Alpha Deal Group (“ADG“) releases a report on Yuuzoo (stock quote: AFC.SI) valuing its share at S$1.40 in view of recently signed agreements and YuuZoo’s expansion into a B2C business model. See report here
Some highlights of the report:
- In 2014 YuuZoo saw ecommerce as the largest revenue contributor. ADG expects this growth in ecommerce to continue, and also to generate new revenue from higher margin advertising and games.
- YuuZoo, through its partnership model, is able to quickly grow its international business. With new franchise operations in UK, Korea, Turkey, Central and Eastern Europe, games (mobile and e-sports) launching with strong partners in China, JV operations commencing in Nigeria, with Africa’s largest TV network – NTA and a distribution agreement with Etisalat.
- ADG valued YuuZoo using revenue and EBIDTA multiple analysis. The report notes that YuuZoo currently trades at an Enterprise Value/ revenue multiple of 1.3x and Enterprise Value/ EBIDTA multiple of 4.2x.
- Assuming consistent revenue and earnings, ADG, based on their global peer comparison, applied 5.5x multiple the 2016 estimated revenues and 16.5x multiple to the 2016 estimated EBIDTA and calculated a fair value of US$ 1 or S$1.40 per YuuZoo share.
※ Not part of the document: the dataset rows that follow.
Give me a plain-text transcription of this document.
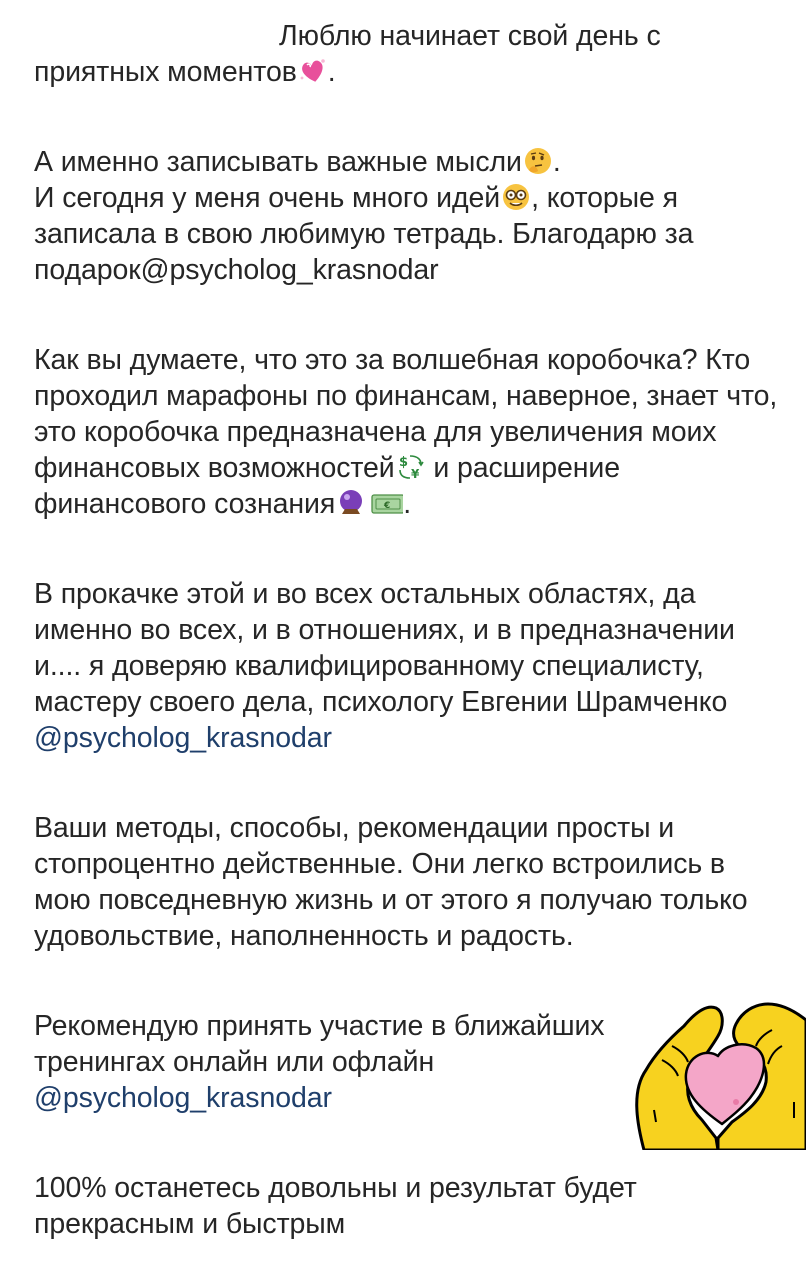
Люблю начинает свой день с
приятных моментов .

А именно записывать важные мысли .
И сегодня у меня очень много идей , которые я записала в свою любимую тетрадь. Благодарю за подарок@psycholog_krasnodar

Как вы думаете, что это за волшебная коробочка? Кто проходил марафоны по финансам, наверное, знает что, это коробочка предназначена для увеличения моих финансовых возможностей $
¥ и расширение финансового сознания	€ .

В прокачке этой и во всех остальных областях, да именно во всех, и в отношениях, и в предназначении и.... я доверяю квалифицированному специалисту, мастеру своего дела, психологу Евгении Шрамченко
@psycholog_krasnodar

Ваши методы, способы, рекомендации просты и стопроцентно действенные. Они легко встроились в мою повседневную жизнь и от этого я получаю только удовольствие, наполненность и радость.

Рекомендую принять участие в ближайших
тренингах онлайн или офлайн
@psycholog_krasnodar

100% останетесь довольны и результат будет прекрасным и быстрым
IMPORTANT: Please note that this article is merely for reference and should not be viewed as a stock recommendation. Writer of https://theneodimension.com does not hold any stock position of this company and he/she is certainly not making recommendation to existing or potential investors to trade on this counter. The report is entirely as well as originally prepared and released by ADG and YuuZoo.